Shapeshifters, a group show of shaped canvases that blur the line between painting and sculpture, opened Monday (until 12 August) at Luhring Augustine. The show, which includes 19 artists such as Elizabeth Murray, Joe Bradley and Richard Tuttle, also features historic work by Frank Stella, who was included in the 1964 Guggenheim Museum exhibition The Shaped Canvas, which was organised by Lawrence Alloway.
At David Zwirner, Sigmar Polke: Eine Winterreise (until 22 July) includes travel-related works by the German artist that range from light-hearted paintings of palms trees to abstract landscapes referring to hallucinatory journeys of the mind.
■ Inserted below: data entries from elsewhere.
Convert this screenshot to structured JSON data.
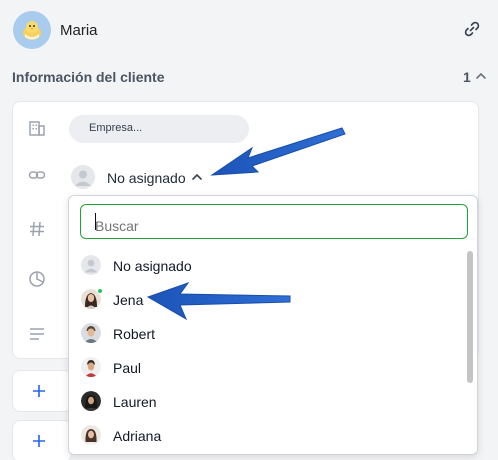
{
  "header": {
    "user_name": "Maria"
  },
  "section": {
    "title": "Información del cliente",
    "count": "1"
  },
  "company": {
    "placeholder": "Empresa..."
  },
  "assignee": {
    "label": "No asignado"
  },
  "dropdown": {
    "search_placeholder": "Buscar",
    "options": [
      {
        "label": "No asignado",
        "avatar": "default-user"
      },
      {
        "label": "Jena",
        "avatar": "photo",
        "online": true
      },
      {
        "label": "Robert",
        "avatar": "photo"
      },
      {
        "label": "Paul",
        "avatar": "photo"
      },
      {
        "label": "Lauren",
        "avatar": "photo"
      },
      {
        "label": "Adriana",
        "avatar": "photo"
      }
    ]
  },
  "colors": {
    "accent_green": "#22a33a",
    "arrow_blue": "#1f5fc8",
    "plus_blue": "#2563eb",
    "avatar_bg": "#a9cbee"
  }
}
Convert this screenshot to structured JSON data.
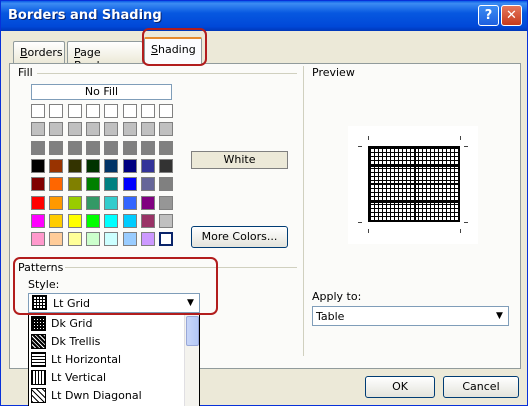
{
  "window": {
    "title": "Borders and Shading",
    "help_glyph": "?",
    "close_glyph": "✕"
  },
  "tabs": [
    {
      "label_u": "B",
      "label_rest": "orders"
    },
    {
      "label_u": "P",
      "label_rest": "age Border"
    },
    {
      "label_u": "S",
      "label_rest": "hading"
    }
  ],
  "fill": {
    "group_label": "Fill",
    "no_fill_label": "No Fill",
    "selected_color_name": "White",
    "more_colors_label": "More Colors...",
    "palette": [
      [
        "#ffffff",
        "#ffffff",
        "#ffffff",
        "#ffffff",
        "#ffffff",
        "#ffffff",
        "#ffffff",
        "#ffffff"
      ],
      [
        "#c0c0c0",
        "#c0c0c0",
        "#c0c0c0",
        "#c0c0c0",
        "#c0c0c0",
        "#c0c0c0",
        "#c0c0c0",
        "#c0c0c0"
      ],
      [
        "#808080",
        "#808080",
        "#808080",
        "#808080",
        "#808080",
        "#808080",
        "#808080",
        "#808080"
      ],
      [
        "#000000",
        "#993300",
        "#333300",
        "#003300",
        "#003366",
        "#000080",
        "#333399",
        "#333333"
      ],
      [
        "#800000",
        "#ff6600",
        "#808000",
        "#008000",
        "#008080",
        "#0000ff",
        "#666699",
        "#808080"
      ],
      [
        "#ff0000",
        "#ff9900",
        "#99cc00",
        "#339966",
        "#33cccc",
        "#3366ff",
        "#800080",
        "#969696"
      ],
      [
        "#ff00ff",
        "#ffcc00",
        "#ffff00",
        "#00ff00",
        "#00ffff",
        "#00ccff",
        "#993366",
        "#c0c0c0"
      ],
      [
        "#ff99cc",
        "#ffcc99",
        "#ffff99",
        "#ccffcc",
        "#ccffff",
        "#99ccff",
        "#cc99ff",
        "#ffffff"
      ]
    ]
  },
  "patterns": {
    "group_label": "Patterns",
    "style_label": "Style:",
    "style_value": "Lt Grid",
    "options": [
      {
        "label": "Dk Grid",
        "icon": "dk-grid-pattern-icon"
      },
      {
        "label": "Dk Trellis",
        "icon": "dk-trellis-pattern-icon"
      },
      {
        "label": "Lt Horizontal",
        "icon": "lt-horizontal-pattern-icon"
      },
      {
        "label": "Lt Vertical",
        "icon": "lt-vertical-pattern-icon"
      },
      {
        "label": "Lt Dwn Diagonal",
        "icon": "lt-dwn-diagonal-pattern-icon"
      }
    ]
  },
  "preview": {
    "group_label": "Preview"
  },
  "apply_to": {
    "label": "Apply to:",
    "value": "Table"
  },
  "buttons": {
    "ok": "OK",
    "cancel": "Cancel"
  },
  "colors": {
    "highlight_outline": "#b21d1d",
    "title_bar": "#0758e0"
  }
}
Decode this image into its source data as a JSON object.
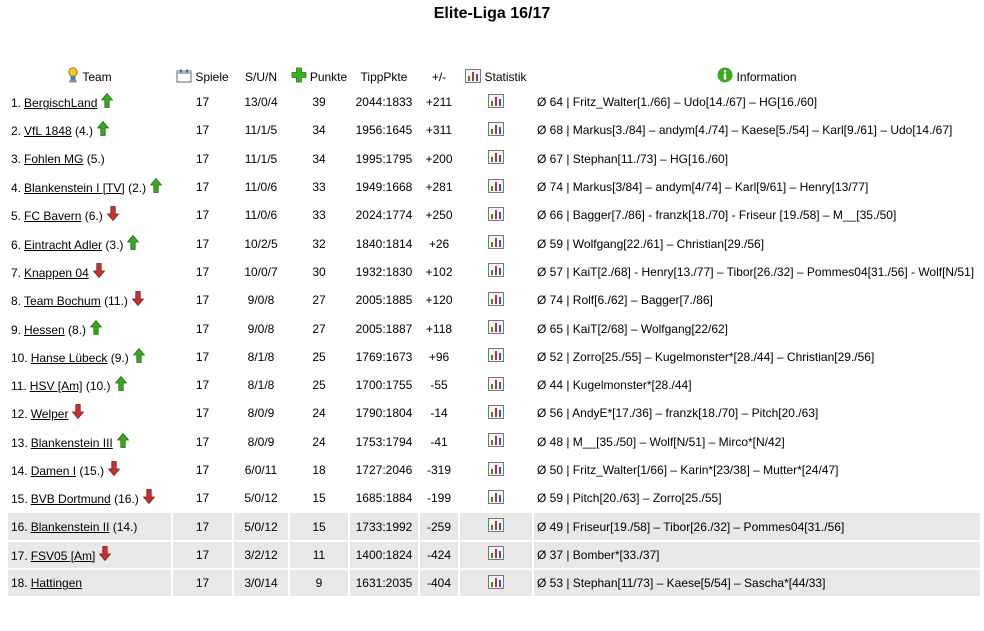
{
  "title": "Elite-Liga 16/17",
  "headers": {
    "team": "Team",
    "spiele": "Spiele",
    "sun": "S/U/N",
    "punkte": "Punkte",
    "tipppkte": "TippPkte",
    "diff": "+/-",
    "statistik": "Statistik",
    "information": "Information"
  },
  "colors": {
    "up": "#3aa820",
    "down": "#c03030",
    "shaded_row": "#e8e8e8",
    "info_icon": "#3aa820"
  },
  "rows": [
    {
      "pos": "1.",
      "team": "BergischLand",
      "prev": "",
      "trend": "up",
      "spiele": "17",
      "sun": "13/0/4",
      "punkte": "39",
      "tipp": "2044:1833",
      "diff": "+211",
      "info": "Ø 64 | Fritz_Walter[1./66] – Udo[14./67] – HG[16./60]",
      "shaded": false
    },
    {
      "pos": "2.",
      "team": "VfL 1848",
      "prev": "(4.)",
      "trend": "up",
      "spiele": "17",
      "sun": "11/1/5",
      "punkte": "34",
      "tipp": "1956:1645",
      "diff": "+311",
      "info": "Ø 68 | Markus[3./84] – andym[4./74] – Kaese[5./54] – Karl[9./61] – Udo[14./67]",
      "shaded": false
    },
    {
      "pos": "3.",
      "team": "Fohlen MG",
      "prev": "(5.)",
      "trend": "",
      "spiele": "17",
      "sun": "11/1/5",
      "punkte": "34",
      "tipp": "1995:1795",
      "diff": "+200",
      "info": "Ø 67 | Stephan[11./73] – HG[16./60]",
      "shaded": false
    },
    {
      "pos": "4.",
      "team": "Blankenstein I [TV]",
      "prev": "(2.)",
      "trend": "up",
      "spiele": "17",
      "sun": "11/0/6",
      "punkte": "33",
      "tipp": "1949:1668",
      "diff": "+281",
      "info": "Ø 74 | Markus[3/84] – andym[4/74] – Karl[9/61] – Henry[13/77]",
      "shaded": false
    },
    {
      "pos": "5.",
      "team": "FC Bavern",
      "prev": "(6.)",
      "trend": "down",
      "spiele": "17",
      "sun": "11/0/6",
      "punkte": "33",
      "tipp": "2024:1774",
      "diff": "+250",
      "info": "Ø 66 | Bagger[7./86] - franzk[18./70] - Friseur [19./58] – M__[35./50]",
      "shaded": false
    },
    {
      "pos": "6.",
      "team": "Eintracht Adler",
      "prev": "(3.)",
      "trend": "up",
      "spiele": "17",
      "sun": "10/2/5",
      "punkte": "32",
      "tipp": "1840:1814",
      "diff": "+26",
      "info": "Ø 59 | Wolfgang[22./61] – Christian[29./56]",
      "shaded": false
    },
    {
      "pos": "7.",
      "team": "Knappen 04",
      "prev": "",
      "trend": "down",
      "spiele": "17",
      "sun": "10/0/7",
      "punkte": "30",
      "tipp": "1932:1830",
      "diff": "+102",
      "info": "Ø 57 | KaiT[2./68] - Henry[13./77] – Tibor[26./32] – Pommes04[31./56] - Wolf[N/51]",
      "shaded": false
    },
    {
      "pos": "8.",
      "team": "Team Bochum",
      "prev": "(11.)",
      "trend": "down",
      "spiele": "17",
      "sun": "9/0/8",
      "punkte": "27",
      "tipp": "2005:1885",
      "diff": "+120",
      "info": "Ø 74 | Rolf[6./62] – Bagger[7./86]",
      "shaded": false
    },
    {
      "pos": "9.",
      "team": "Hessen",
      "prev": "(8.)",
      "trend": "up",
      "spiele": "17",
      "sun": "9/0/8",
      "punkte": "27",
      "tipp": "2005:1887",
      "diff": "+118",
      "info": "Ø 65 | KaiT[2/68] – Wolfgang[22/62]",
      "shaded": false
    },
    {
      "pos": "10.",
      "team": "Hanse Lübeck",
      "prev": "(9.)",
      "trend": "up",
      "spiele": "17",
      "sun": "8/1/8",
      "punkte": "25",
      "tipp": "1769:1673",
      "diff": "+96",
      "info": "Ø 52 | Zorro[25./55] – Kugelmonster*[28./44] – Christian[29./56]",
      "shaded": false
    },
    {
      "pos": "11.",
      "team": "HSV [Am]",
      "prev": "(10.)",
      "trend": "up",
      "spiele": "17",
      "sun": "8/1/8",
      "punkte": "25",
      "tipp": "1700:1755",
      "diff": "-55",
      "info": "Ø 44 | Kugelmonster*[28./44]",
      "shaded": false
    },
    {
      "pos": "12.",
      "team": "Welper",
      "prev": "",
      "trend": "down",
      "spiele": "17",
      "sun": "8/0/9",
      "punkte": "24",
      "tipp": "1790:1804",
      "diff": "-14",
      "info": "Ø 56 | AndyE*[17./36] – franzk[18./70] – Pitch[20./63]",
      "shaded": false
    },
    {
      "pos": "13.",
      "team": "Blankenstein III",
      "prev": "",
      "trend": "up",
      "spiele": "17",
      "sun": "8/0/9",
      "punkte": "24",
      "tipp": "1753:1794",
      "diff": "-41",
      "info": "Ø 48 | M__[35./50] – Wolf[N/51] – Mirco*[N/42]",
      "shaded": false
    },
    {
      "pos": "14.",
      "team": "Damen I",
      "prev": "(15.)",
      "trend": "down",
      "spiele": "17",
      "sun": "6/0/11",
      "punkte": "18",
      "tipp": "1727:2046",
      "diff": "-319",
      "info": "Ø 50 | Fritz_Walter[1/66] – Karin*[23/38] – Mutter*[24/47]",
      "shaded": false
    },
    {
      "pos": "15.",
      "team": "BVB Dortmund",
      "prev": "(16.)",
      "trend": "down",
      "spiele": "17",
      "sun": "5/0/12",
      "punkte": "15",
      "tipp": "1685:1884",
      "diff": "-199",
      "info": "Ø 59 | Pitch[20./63] – Zorro[25./55]",
      "shaded": false
    },
    {
      "pos": "16.",
      "team": "Blankenstein II",
      "prev": "(14.)",
      "trend": "",
      "spiele": "17",
      "sun": "5/0/12",
      "punkte": "15",
      "tipp": "1733:1992",
      "diff": "-259",
      "info": "Ø 49 | Friseur[19./58] – Tibor[26./32] – Pommes04[31./56]",
      "shaded": true
    },
    {
      "pos": "17.",
      "team": "FSV05 [Am]",
      "prev": "",
      "trend": "down",
      "spiele": "17",
      "sun": "3/2/12",
      "punkte": "11",
      "tipp": "1400:1824",
      "diff": "-424",
      "info": "Ø 37 | Bomber*[33./37]",
      "shaded": true
    },
    {
      "pos": "18.",
      "team": "Hattingen",
      "prev": "",
      "trend": "",
      "spiele": "17",
      "sun": "3/0/14",
      "punkte": "9",
      "tipp": "1631:2035",
      "diff": "-404",
      "info": "Ø 53 | Stephan[11/73] – Kaese[5/54] – Sascha*[44/33]",
      "shaded": true
    }
  ]
}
The exhibition largely focuses on works that were inspired by an around-the-world trip that Polke embarked on in the early 1980s, when he subsequently began to use unconventional and sometimes toxic materials to render colours he had observed across various cultures.
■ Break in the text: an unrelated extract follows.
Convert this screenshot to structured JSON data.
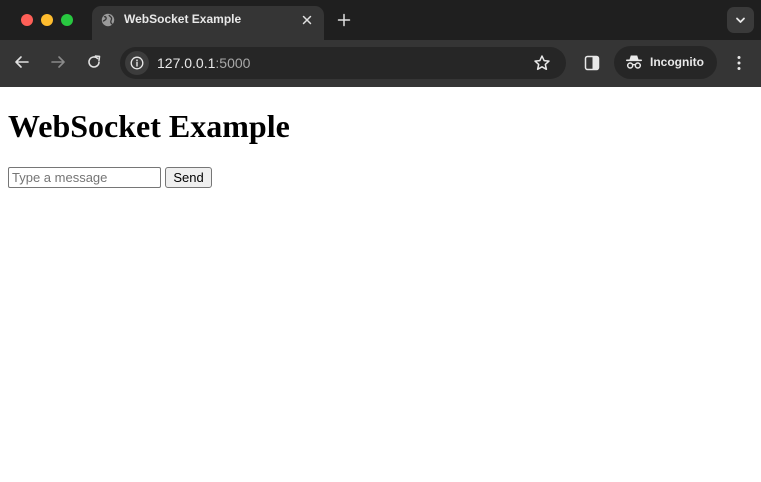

It is also almost your last chance to see Martha Rosler: If you can’t afford to live here, mo-o-ove!! at Mitchell-Innes & Nash, which closes next weekend (until 9 July). Organised by the art group The Temporary Office of Urban Disturbances, the show quotes the former New York mayor Ed Koch in its title and expands on a project that the American artist Martha Rosler initiated in 1989 titled If You Lived Here… that dealt with gentrification, homelessness and urbanism.